3. Create a class that extends FXFragment

In MainActivity.java:

public static class PlaceholderFragment extends FXFragment {

    public PlaceholderFragment() {
        String fxapp = "your.package.myfragment.MainFX";
        this.setName(fxapp);
    }

    @Override
    public void onCreate(Bundle savedInstanceState) {
        super.onCreate(savedInstanceState);
    }
}

and call it from onCreate:

@Override
protected void onCreate(Bundle savedInstanceState) {
    super.onCreate(savedInstanceState);
    setContentView(R.layout.activity_main);
    if (savedInstanceState == null) {
        getFragmentManager().beginTransaction()
                .add(R.id.container, new PlaceholderFragment())
                .commit();
    }
    ...
}

Note that android:id="@+id/container" is required in activity_main.xml.
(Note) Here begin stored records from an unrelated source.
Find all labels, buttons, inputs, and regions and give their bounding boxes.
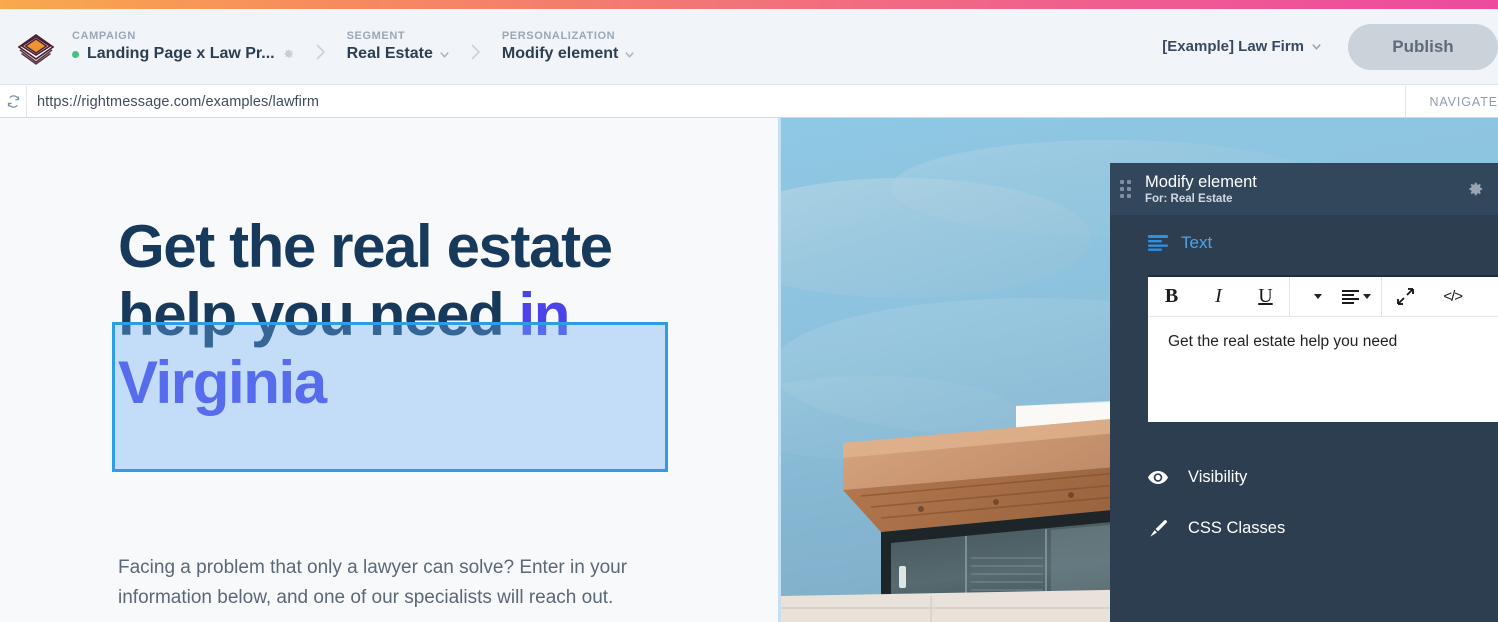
paragraph-format-button[interactable]: ¶	[1290, 277, 1332, 317]
breadcrumb-title-personalization: Modify element	[501, 45, 619, 62]
campaign-status-dot	[72, 50, 79, 58]
logo-container[interactable]	[0, 25, 72, 69]
breadcrumb-separator-1	[295, 34, 347, 60]
navigate-label: NAVIGATE	[1429, 94, 1498, 109]
breadcrumb-item-segment[interactable]: SEGMENT Real Estate	[347, 9, 450, 84]
page-subcopy: Facing a problem that only a lawyer can …	[118, 557, 628, 608]
panel-title: Modify element	[1145, 173, 1257, 191]
eye-icon	[1148, 471, 1168, 484]
italic-button[interactable]: I	[1195, 277, 1242, 317]
panel-option-css-classes[interactable]: CSS Classes	[1110, 503, 1498, 554]
panel-header: Modify element For: Real Estate	[1110, 163, 1498, 215]
code-view-button[interactable]: </>	[1429, 277, 1476, 317]
align-left-icon	[1342, 289, 1360, 304]
move-crosshair-icon	[1420, 100, 1422, 103]
underline-button[interactable]: U	[1242, 277, 1289, 317]
header-actions: [Example] Law Firm Publish	[1162, 9, 1498, 84]
navigate-mode-button[interactable]: NAVIGATE	[1405, 86, 1498, 117]
breadcrumb-kicker-segment: SEGMENT	[346, 30, 406, 42]
breadcrumb-title-segment: Real Estate	[346, 45, 433, 62]
rich-text-editor: B I U ¶ </> Get the real estate help you…	[1148, 275, 1498, 422]
url-input[interactable]: https://rightmessage.com/examples/lawfir…	[26, 86, 1405, 117]
brush-icon	[1148, 519, 1168, 539]
panel-settings-gear-icon[interactable]	[1466, 180, 1484, 198]
campaign-gear-icon[interactable]	[281, 47, 295, 61]
account-chevron-down-icon	[1312, 44, 1321, 50]
segment-chevron-down-icon[interactable]	[439, 49, 450, 60]
editor-value: Get the real estate help you need	[1168, 333, 1398, 350]
url-bar: https://rightmessage.com/examples/lawfir…	[0, 86, 1498, 118]
pilcrow-icon: ¶	[1300, 285, 1311, 307]
account-label: [Example] Law Firm	[1162, 38, 1304, 55]
drag-handle-icon[interactable]	[1120, 180, 1134, 198]
url-text: https://rightmessage.com/examples/lawfir…	[37, 93, 320, 110]
panel-subtitle: For: Real Estate	[1145, 193, 1233, 205]
expand-arrows-icon	[1397, 288, 1415, 305]
text-lines-icon	[1148, 235, 1168, 251]
breadcrumb-separator-2	[450, 34, 502, 60]
paragraph-chevron-down-icon	[1314, 294, 1323, 299]
rightmessage-logo-icon	[14, 25, 58, 69]
personalization-chevron-down-icon[interactable]	[624, 49, 635, 60]
breadcrumb: CAMPAIGN Landing Page x Law Pr... SEGMEN…	[72, 9, 1162, 84]
option-label-visibility: Visibility	[1188, 468, 1248, 486]
option-label-css-classes: CSS Classes	[1188, 519, 1286, 537]
align-chevron-down-icon	[1363, 294, 1372, 299]
panel-body: Text B I U ¶ </> Get the real estate hel…	[1110, 215, 1498, 554]
breadcrumb-kicker-personalization: PERSONALIZATION	[501, 30, 616, 42]
app-root: CAMPAIGN Landing Page x Law Pr... SEGMEN…	[0, 0, 1498, 622]
section-label-text: Text	[1181, 233, 1213, 252]
breadcrumb-item-campaign[interactable]: CAMPAIGN Landing Page x Law Pr...	[72, 9, 295, 84]
code-brackets-icon: </>	[1443, 288, 1463, 305]
editor-toolbar: B I U ¶ </>	[1148, 276, 1498, 317]
panel-section-text[interactable]: Text	[1110, 215, 1498, 271]
account-switcher[interactable]: [Example] Law Firm	[1162, 38, 1322, 55]
app-header: CAMPAIGN Landing Page x Law Pr... SEGMEN…	[0, 9, 1498, 85]
breadcrumb-kicker-campaign: CAMPAIGN	[72, 30, 136, 42]
reload-button[interactable]	[0, 86, 26, 117]
page-content-left: Get the real estate help you need in Vir…	[0, 118, 781, 622]
panel-option-visibility[interactable]: Visibility	[1110, 452, 1498, 503]
brand-gradient-bar	[0, 0, 1498, 9]
breadcrumb-item-personalization[interactable]: PERSONALIZATION Modify element	[502, 9, 635, 84]
refresh-icon	[7, 95, 19, 108]
element-selection-box[interactable]	[112, 322, 668, 472]
expand-button[interactable]	[1382, 277, 1429, 317]
publish-button[interactable]: Publish	[1348, 23, 1498, 70]
panel-spacer	[1110, 422, 1498, 452]
bold-button[interactable]: B	[1148, 277, 1195, 317]
editor-content-area[interactable]: Get the real estate help you need	[1148, 317, 1498, 422]
panel-title-group: Modify element For: Real Estate	[1145, 173, 1466, 205]
modify-element-panel: Modify element For: Real Estate Text B I…	[1110, 163, 1498, 622]
breadcrumb-title-campaign: Landing Page x Law Pr...	[87, 45, 275, 62]
align-button[interactable]	[1332, 277, 1381, 317]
4. Final step: create the JavaFX class

Make sure the package name is your.package.myfragment.

MainFX.java

public class MainFX extends Application {

    @Override
    public void start(Stage stage) throws Exception {

        final ImageView imageView = new ImageView();
        imageView.setImage(new Image("https://upload.wikimedia.org/wikipedia/en/c/cc/JavaFX_Logo.png"));
        imageView.setPreserveRatio(true);

        Screen primaryScreen = Screen.getPrimary();
        Rectangle2D visualBounds = primaryScreen.getVisualBounds();
        double width = visualBounds.getWidth();
        double height = visualBounds.getHeight();

        StackPane stackPane = new StackPane(imageView);
        Scene scene = new Scene(stackPane, width, height);

        imageView.fitWidthProperty().bind(scene.widthProperty().subtract(20));
        stage.setScene(scene);
        stage.show();
    }

}

Note that this is a pure JavaFX Application class, and that you need to set the stage size base on the screen bounds.

Deploy and run the app

Note that you will have JavaFX running in an Android view, but you still have other Android components on different views on top of it, depending on your layout.